Mata uang jatuh melampaui 110 terhadap dolar AS untuk pertama kalinya sejak invasi Ukraina, lapor media pemerintah Rusia.
Rubel Rusia telah jatuh ke level terendah dalam lebih dari 32 bulan di tengah risiko geopolitik akibat meningkatnya perang di Ukraina dan sanksi baru Amerika Serikat.
Mata uang tersebut turun melampaui 110 terhadap dolar AS pada hari Rabu untuk pertama kalinya sejak 16 Maret 2022, kantor berita negara Rusia RIA Novosti melaporkan. Itu terjadi tiga minggu setelah Moskow melancarkan invasi besar-besaran ke Ukraina.
Menurut data London Stock Exchange Group, rubel juga menembus angka 15 terhadap yuan Tiongkok, yang juga merupakan level terendah sejak Maret 2022.
Jatuhnya mata uang Rusia diperparah dengan anjloknya pasar saham lebih dari 20 persen sepanjang tahun ini karena investor memindahkan tabungan mereka dari saham ke deposito.

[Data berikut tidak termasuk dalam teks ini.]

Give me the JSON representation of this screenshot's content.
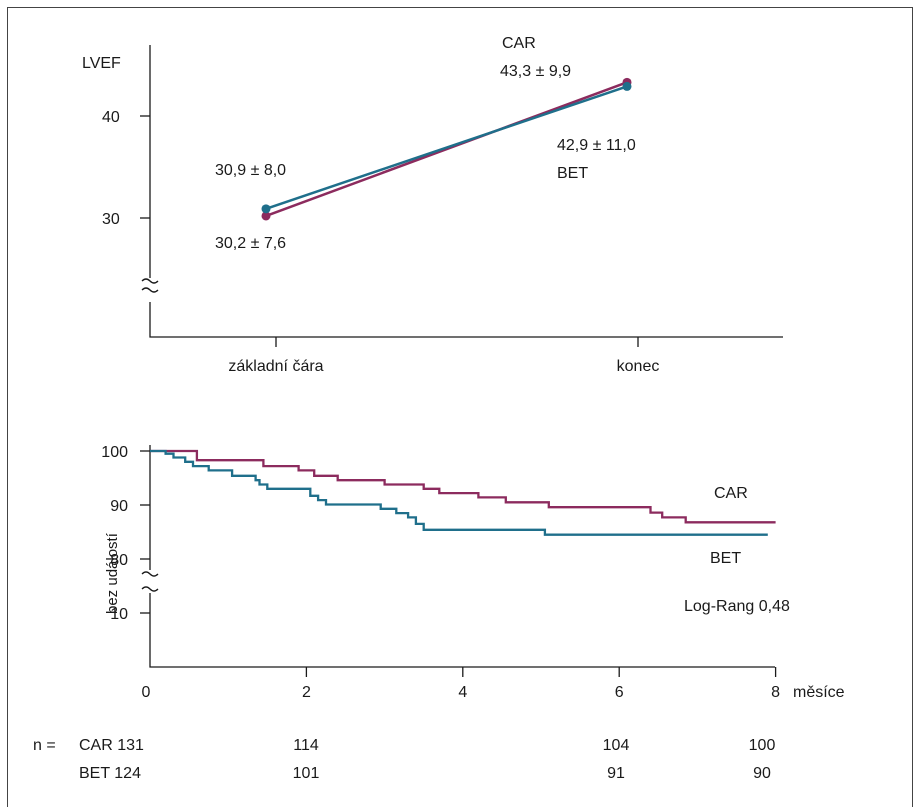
{
  "chart_data": [
    {
      "type": "line",
      "ylabel": "LVEF",
      "categories": [
        "základní čára",
        "konec"
      ],
      "ylim": [
        20,
        47
      ],
      "yticks": [
        30,
        40
      ],
      "axis_break": true,
      "series": [
        {
          "name": "CAR",
          "values": [
            30.2,
            43.3
          ],
          "color": "#8c2b5e",
          "labels": [
            "30,2 ± 7,6",
            "43,3 ± 9,9"
          ]
        },
        {
          "name": "BET",
          "values": [
            30.9,
            42.9
          ],
          "color": "#1f6f8b",
          "labels": [
            "30,9 ± 8,0",
            "42,9 ± 11,0"
          ]
        }
      ]
    },
    {
      "type": "line",
      "step": true,
      "ylabel": "bez událostí",
      "xlabel": "měsíce",
      "xlim": [
        0,
        8
      ],
      "xticks": [
        "0",
        "2",
        "4",
        "6",
        "8"
      ],
      "yticks": [
        10,
        80,
        90,
        100
      ],
      "axis_break": true,
      "annotation": "Log-Rang 0,48",
      "series": [
        {
          "name": "CAR",
          "color": "#8c2b5e",
          "x": [
            0,
            0.6,
            0.6,
            1.45,
            1.45,
            1.9,
            1.9,
            2.1,
            2.1,
            2.4,
            2.4,
            3.0,
            3.0,
            3.5,
            3.5,
            3.7,
            3.7,
            4.2,
            4.2,
            4.55,
            4.55,
            5.1,
            5.1,
            6.4,
            6.4,
            6.55,
            6.55,
            6.85,
            6.85,
            7.0,
            7.0,
            8.0
          ],
          "y": [
            100,
            100,
            98.3,
            98.3,
            97.2,
            97.2,
            96.4,
            96.4,
            95.4,
            95.4,
            94.6,
            94.6,
            93.8,
            93.8,
            93.0,
            93.0,
            92.2,
            92.2,
            91.4,
            91.4,
            90.5,
            90.5,
            89.6,
            89.6,
            88.6,
            88.6,
            87.7,
            87.7,
            86.8,
            86.8,
            86.8,
            86.8
          ]
        },
        {
          "name": "BET",
          "color": "#1f6f8b",
          "x": [
            0,
            0.2,
            0.2,
            0.3,
            0.3,
            0.45,
            0.45,
            0.55,
            0.55,
            0.75,
            0.75,
            1.05,
            1.05,
            1.35,
            1.35,
            1.4,
            1.4,
            1.5,
            1.5,
            2.05,
            2.05,
            2.15,
            2.15,
            2.25,
            2.25,
            2.95,
            2.95,
            3.15,
            3.15,
            3.3,
            3.3,
            3.4,
            3.4,
            3.5,
            3.5,
            5.05,
            5.05,
            6.0,
            6.0,
            7.9
          ],
          "y": [
            100,
            100,
            99.5,
            99.5,
            98.8,
            98.8,
            98.0,
            98.0,
            97.2,
            97.2,
            96.4,
            96.4,
            95.4,
            95.4,
            94.6,
            94.6,
            93.8,
            93.8,
            93.0,
            93.0,
            91.7,
            91.7,
            90.9,
            90.9,
            90.1,
            90.1,
            89.3,
            89.3,
            88.5,
            88.5,
            87.7,
            87.7,
            86.5,
            86.5,
            85.4,
            85.4,
            84.5,
            84.5,
            84.5,
            84.5
          ]
        }
      ],
      "at_risk": {
        "prefix": "n =",
        "rows": [
          {
            "label": "CAR 131",
            "values": [
              "114",
              "104",
              "100"
            ]
          },
          {
            "label": "BET 124",
            "values": [
              "101",
              "91",
              "90"
            ]
          }
        ]
      }
    }
  ]
}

Analis pialang BCS mengatakan kepada kantor berita Reuters bahwa “pasar sedang menunggu reaksi otoritas keuangan terhadap devaluasi rubel”, dan menambahkan bahwa pembelian valas “menyerupai kepanikan dalam lingkungan ketidakpastian”.
Analis Sofya Donets dari T-Bank mengatakan kepada Reuters bahwa langkah-langkah yang diambil pihak berwenang dapat mencakup “peningkatan penjualan mata uang asing oleh bank sentral melalui penyesuaian parameter operasi berdasarkan aturan anggaran dan kontrol modal tambahan”.

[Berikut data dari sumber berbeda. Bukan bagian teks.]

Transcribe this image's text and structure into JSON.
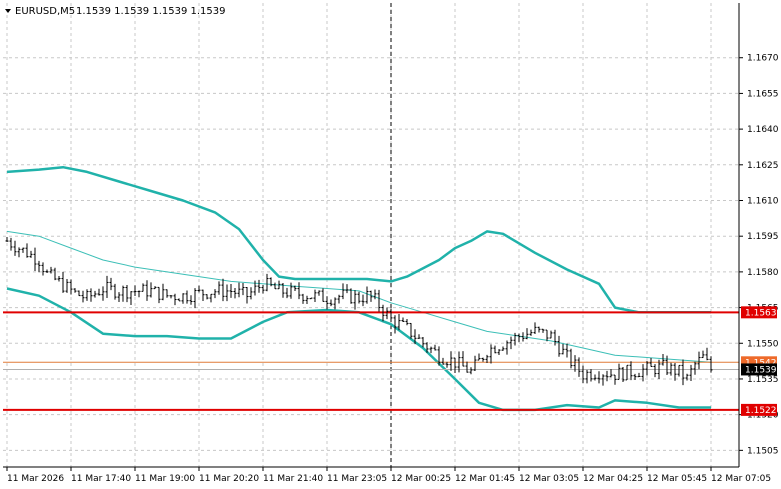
{
  "header": {
    "symbol": "EURUSD,M5",
    "quote": "1.1539 1.1539 1.1539 1.1539"
  },
  "colors": {
    "band": "#20b2aa",
    "middle_band": "#3cbfb7",
    "support_resistance": "#e00000",
    "current_line": "#e07b39",
    "bar": "#000000",
    "grid": "#c8c8c8",
    "tag_red": "#e00000",
    "tag_orange": "#ee6a2a",
    "tag_black": "#000000"
  },
  "chart_data": {
    "type": "line",
    "ylim": [
      1.1498,
      1.1693
    ],
    "y_ticks": [
      "1.1670",
      "1.1655",
      "1.1640",
      "1.1625",
      "1.1610",
      "1.1595",
      "1.1580",
      "1.1565",
      "1.1550",
      "1.1535",
      "1.1520",
      "1.1505"
    ],
    "x_ticks": [
      "11 Mar 2026",
      "11 Mar 17:40",
      "11 Mar 19:00",
      "11 Mar 20:20",
      "11 Mar 21:40",
      "11 Mar 23:05",
      "12 Mar 00:25",
      "12 Mar 01:45",
      "12 Mar 03:05",
      "12 Mar 04:25",
      "12 Mar 05:45",
      "12 Mar 07:05"
    ],
    "bars_per_tick": 16,
    "bar_count": 177,
    "price_bars_close_trace": [
      [
        0,
        1.1593
      ],
      [
        8,
        1.1585
      ],
      [
        10,
        1.1579
      ],
      [
        17,
        1.1571
      ],
      [
        20,
        1.1569
      ],
      [
        24,
        1.1573
      ],
      [
        28,
        1.1572
      ],
      [
        36,
        1.1572
      ],
      [
        40,
        1.157
      ],
      [
        44,
        1.157
      ],
      [
        52,
        1.1572
      ],
      [
        56,
        1.1572
      ],
      [
        60,
        1.157
      ],
      [
        64,
        1.1575
      ],
      [
        68,
        1.1572
      ],
      [
        76,
        1.157
      ],
      [
        80,
        1.1569
      ],
      [
        84,
        1.157
      ],
      [
        88,
        1.1569
      ],
      [
        90,
        1.157
      ],
      [
        92,
        1.1568
      ],
      [
        96,
        1.156
      ],
      [
        100,
        1.1556
      ],
      [
        104,
        1.155
      ],
      [
        108,
        1.1545
      ],
      [
        112,
        1.1542
      ],
      [
        116,
        1.1538
      ],
      [
        120,
        1.1547
      ],
      [
        124,
        1.155
      ],
      [
        128,
        1.1553
      ],
      [
        132,
        1.1555
      ],
      [
        136,
        1.1553
      ],
      [
        140,
        1.1544
      ],
      [
        144,
        1.1537
      ],
      [
        148,
        1.1538
      ],
      [
        152,
        1.1537
      ],
      [
        156,
        1.1538
      ],
      [
        160,
        1.1539
      ],
      [
        164,
        1.154
      ],
      [
        168,
        1.1538
      ],
      [
        170,
        1.1535
      ],
      [
        172,
        1.1541
      ],
      [
        174,
        1.1544
      ],
      [
        176,
        1.1539
      ]
    ],
    "series": [
      {
        "name": "",
        "values": [
          [
            0,
            1.1622
          ],
          [
            8,
            1.1623
          ],
          [
            14,
            1.1624
          ],
          [
            20,
            1.1622
          ],
          [
            28,
            1.1618
          ],
          [
            36,
            1.1614
          ],
          [
            44,
            1.161
          ],
          [
            52,
            1.1605
          ],
          [
            58,
            1.1598
          ],
          [
            64,
            1.1585
          ],
          [
            68,
            1.1578
          ],
          [
            72,
            1.1577
          ],
          [
            80,
            1.1577
          ],
          [
            90,
            1.1577
          ],
          [
            96,
            1.1576
          ],
          [
            100,
            1.1578
          ],
          [
            108,
            1.1585
          ],
          [
            112,
            1.159
          ],
          [
            116,
            1.1593
          ],
          [
            120,
            1.1597
          ],
          [
            124,
            1.1596
          ],
          [
            132,
            1.1588
          ],
          [
            140,
            1.1581
          ],
          [
            148,
            1.1575
          ],
          [
            152,
            1.1565
          ],
          [
            158,
            1.1563
          ],
          [
            164,
            1.1563
          ],
          [
            170,
            1.1563
          ],
          [
            176,
            1.1563
          ]
        ]
      },
      {
        "name": "",
        "values": [
          [
            0,
            1.1597
          ],
          [
            8,
            1.1595
          ],
          [
            16,
            1.159
          ],
          [
            24,
            1.1585
          ],
          [
            32,
            1.1582
          ],
          [
            40,
            1.158
          ],
          [
            48,
            1.1578
          ],
          [
            56,
            1.1576
          ],
          [
            64,
            1.1575
          ],
          [
            72,
            1.1574
          ],
          [
            80,
            1.1573
          ],
          [
            88,
            1.1572
          ],
          [
            96,
            1.1567
          ],
          [
            104,
            1.1563
          ],
          [
            112,
            1.1559
          ],
          [
            120,
            1.1555
          ],
          [
            128,
            1.1553
          ],
          [
            136,
            1.1551
          ],
          [
            144,
            1.1548
          ],
          [
            152,
            1.1545
          ],
          [
            160,
            1.1544
          ],
          [
            168,
            1.1543
          ],
          [
            176,
            1.1542
          ]
        ]
      },
      {
        "name": "",
        "values": [
          [
            0,
            1.1573
          ],
          [
            8,
            1.157
          ],
          [
            16,
            1.1563
          ],
          [
            24,
            1.1554
          ],
          [
            32,
            1.1553
          ],
          [
            40,
            1.1553
          ],
          [
            48,
            1.1552
          ],
          [
            56,
            1.1552
          ],
          [
            64,
            1.1559
          ],
          [
            70,
            1.1563
          ],
          [
            80,
            1.1564
          ],
          [
            88,
            1.1563
          ],
          [
            96,
            1.1558
          ],
          [
            104,
            1.1548
          ],
          [
            112,
            1.1535
          ],
          [
            118,
            1.1525
          ],
          [
            124,
            1.1522
          ],
          [
            132,
            1.1522
          ],
          [
            140,
            1.1524
          ],
          [
            148,
            1.1523
          ],
          [
            152,
            1.1526
          ],
          [
            160,
            1.1525
          ],
          [
            168,
            1.1523
          ],
          [
            176,
            1.1523
          ]
        ]
      }
    ],
    "levels": {
      "upper": "1.1563",
      "current": "1.1542",
      "bid": "1.1539",
      "lower": "1.1522"
    },
    "crosshair_bar": 96,
    "grid": true
  }
}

Analis memperkirakan nilai rubel bisa mencapai 115 hingga 129 terhadap dolar pada akhir tahun 2024.
Namun, pada hari Selasa, menteri keuangan Rusia menepis kekhawatiran atas penurunan nilai tukar rubel, dan mengatakan bahwa hal tersebut akan “sangat kondusif bagi ekspor”.
Meskipun melemahnya rubel akan membuat ekspor Rusia lebih murah, orang Rusia harus membayar lebih untuk barang-barang impor, sehingga kemungkinan akan meningkatkan inflasi yang sudah tinggi di negara tersebut.
Penurunan nilai tukar rubel diperburuk oleh sanksi baru terhadap sektor keuangan Rusia, yang mengganggu pembayaran perdagangan luar negeri, terutama minyak dan gas, sehingga menciptakan kekurangan fisik mata uang di pasar Rusia, kata para analis.
Sebagian besar bank besar Rusia berada di bawah sanksi AS dan tidak dapat melakukan transaksi bank dalam dolar, namun satu-satunya pilihan yang tersisa untuk memperdagangkan mata uang asing adalah dengan mengimpor uang tunai dalam jumlah besar dalam dolar.